The pilot program is designed to fill a gap and create a structured process
within the city’s police department to evaluate whether a complaint may
constitute actual fraud, provide residents with a pathway to present credible
documentation, and advance only those cases that meet the legal threshold for
investigation and potential prosecution.
The program will determine how many hours of investigation work will be
required, whether the city will need an ongoing external financial forensic
support, or whether long-term this dysfunction should be supported by dedicated
personnel within the police department, said Mayor Christi Fraga, who sponsored
the item at last week’s city council meeting.

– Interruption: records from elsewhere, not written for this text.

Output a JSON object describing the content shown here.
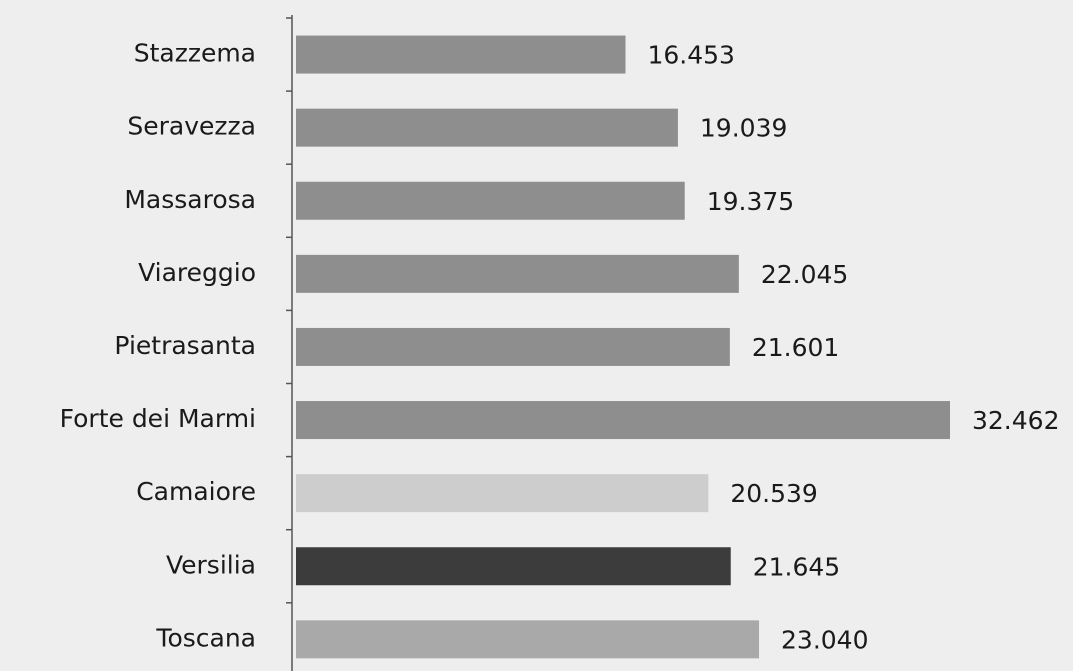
{
  "chart_data": {
    "type": "barh",
    "categories": [
      "Stazzema",
      "Seravezza",
      "Massarosa",
      "Viareggio",
      "Pietrasanta",
      "Forte dei Marmi",
      "Camaiore",
      "Versilia",
      "Toscana"
    ],
    "values": [
      16453,
      19039,
      19375,
      22045,
      21601,
      32462,
      20539,
      21645,
      23040
    ],
    "value_labels": [
      "16.453",
      "19.039",
      "19.375",
      "22.045",
      "21.601",
      "32.462",
      "20.539",
      "21.645",
      "23.040"
    ],
    "colors": [
      "#8e8e8e",
      "#8e8e8e",
      "#8e8e8e",
      "#8e8e8e",
      "#8e8e8e",
      "#8e8e8e",
      "#cdcdcd",
      "#3c3c3c",
      "#a9a9a9"
    ]
  }
}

“It is entirely possible we receive a handful of cases or hundreds of cases. We
simply just don’t know the data today,” she said. “This is why I think a
responsible approach is implementing this one-year pilot program to study and
look at what we can solve and how much it will cost during this period. The city
will absorb the associated costs with training and outside financial auditing
services. We will track utilization outcomes and resource demands, and we will
evaluate whether the program is sustainable, scalable, or requires
restructuring.”
At the conclusion of the pilot, the police department would have real data to
answer critical policy questions, including whether a dedicated funding
mechanism is necessary, whether a fee structure should be considered, or whether
cost recovery is possible in cases where fraud is successfully prosecuted, and
what the appropriate long-term model should be, she explained.
Mayor Fraga said she has met with the US Attorney’s Office and the state
attorney regarding this issue and they are committed to strongly supporting
Doral in prosecuting cases.
“When allegations rise to the level of potential financial fraud, organized
schemes, or exploitation, especially of our seniors or vulnerable populations,
our police department has both the authority and the obligation to investigate,
provided there is sufficient evidence to support such claims,” she said.